The WHO approval does not, by itself, ensure widespread vaccine access. Instead, now that the organization has made its recommendation, the next steps are “funding decisions from the global health community for broader rollout, and country decision-making on whether to adopt the vaccine as part of national malaria control strategies,” the WHO says.

But many countries follow WHO recommendations in setting their national health policy, and the recommendation is expected to spur countries to add this vaccine to their anti-malaria toolbox. And the WHO announcement will hopefully also spur funders to step up and help pay for ensuring the vaccine reaches everyone who needs it.

Why it’s hard to vaccinate against malaria

The Plasmodium parasite that causes malaria in humans needs both blood-sucking insects and humans for its life cycle. It grows inside a mosquito and is transferred to a human host when the mosquito bites them. Then the parasite migrates to the liver, replicates itself, and infects the blood — where it can be taken up by the bite of another mosquito.

When the parasite is in the blood, it causes fever, chills, and flu-like illness. Healthy adults usually recover, but those with a weaker immune system — especially young children and pregnant people — can die. In addition, it’s also one of the leading causes of miscarriages and stillbirths in the world.

(Older people who live in regions where malaria is endemic are, surprisingly, not especially vulnerable. The theory is that after sufficient exposure to malaria over a lifetime, the immune system develops a general anti-parasite response that might be more durable than malaria-specific immunity.)

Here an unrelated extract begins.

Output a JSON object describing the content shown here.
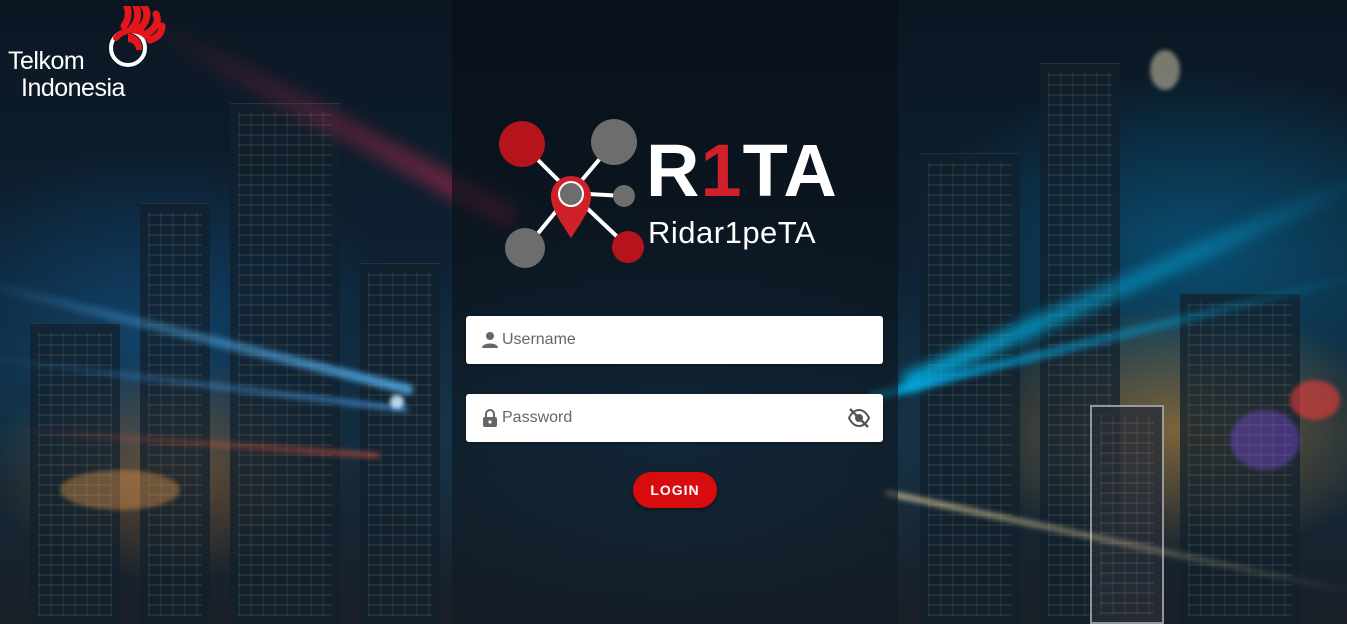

In rich countries, malaria was largely eradicated in the mid-20th century through mass spraying of insecticides, including ones like DDT that have since been banned due to their ecological consequences. But many poor countries still have endemic malaria, and the range of malarial mosquitos is expanding due to climate change.

Vaccinating against malaria is tricky. Parasites are much more complex than viruses, with many possible sites that the immune system might be trained to recognize.

“Malaria vaccine [development] has been a graveyard for really great ideas,” Derek Lowe, a researcher who writes about drug discovery, told me earlier this year. “We’ve learned about a lot of stuff that doesn’t work.”

Targeting the parasite once it’s in the blood, for example, has been tried repeatedly but has never succeeded.

Exposing the body to dead or neutralized Plasmodium? A dead end. Researchers have been working on this for decades, and progress has been rare.

The earliest success stories of vaccination involved vaccines against diseases that produce lifelong immunity, like smallpox and polio. Those are viruses, so they’re much simpler to target. And since you can’t be reinfected with those diseases, the vaccine only needs to provoke the same immune response as the disease did originally, and the patient is safe for life.

But in the case of malaria, naturally acquired immunity against it typically is only partial and fades out in a few years. Researchers have been working for decades to figure out how a vaccine can induce durable immunity, and most of that work has ended in frustrating failures.

That’s now changing. Mosquirix is the first vaccine to get promising results, but other vaccines have actually shown even higher efficacy in early trials. A recent phase 2 clinical trial of a malaria vaccine called R21/MM found 77 percent efficacy — a big step up, if it holds up in larger-scale trials.

And with many other vaccine candidates making their way through trials, these two early vaccines are likely to be joined by others.

The progress of malaria vaccine candidates is a story that’s rarely in the headlines but is big news for the world. Lessening the burden of this deadly disease for millions of people will save and improve a lot of lives. Vaccination is one of our most powerful tools against infectious disease, and our recent successes at bringing it to bear on one of our deadliest enemies is a triumph worth celebrating.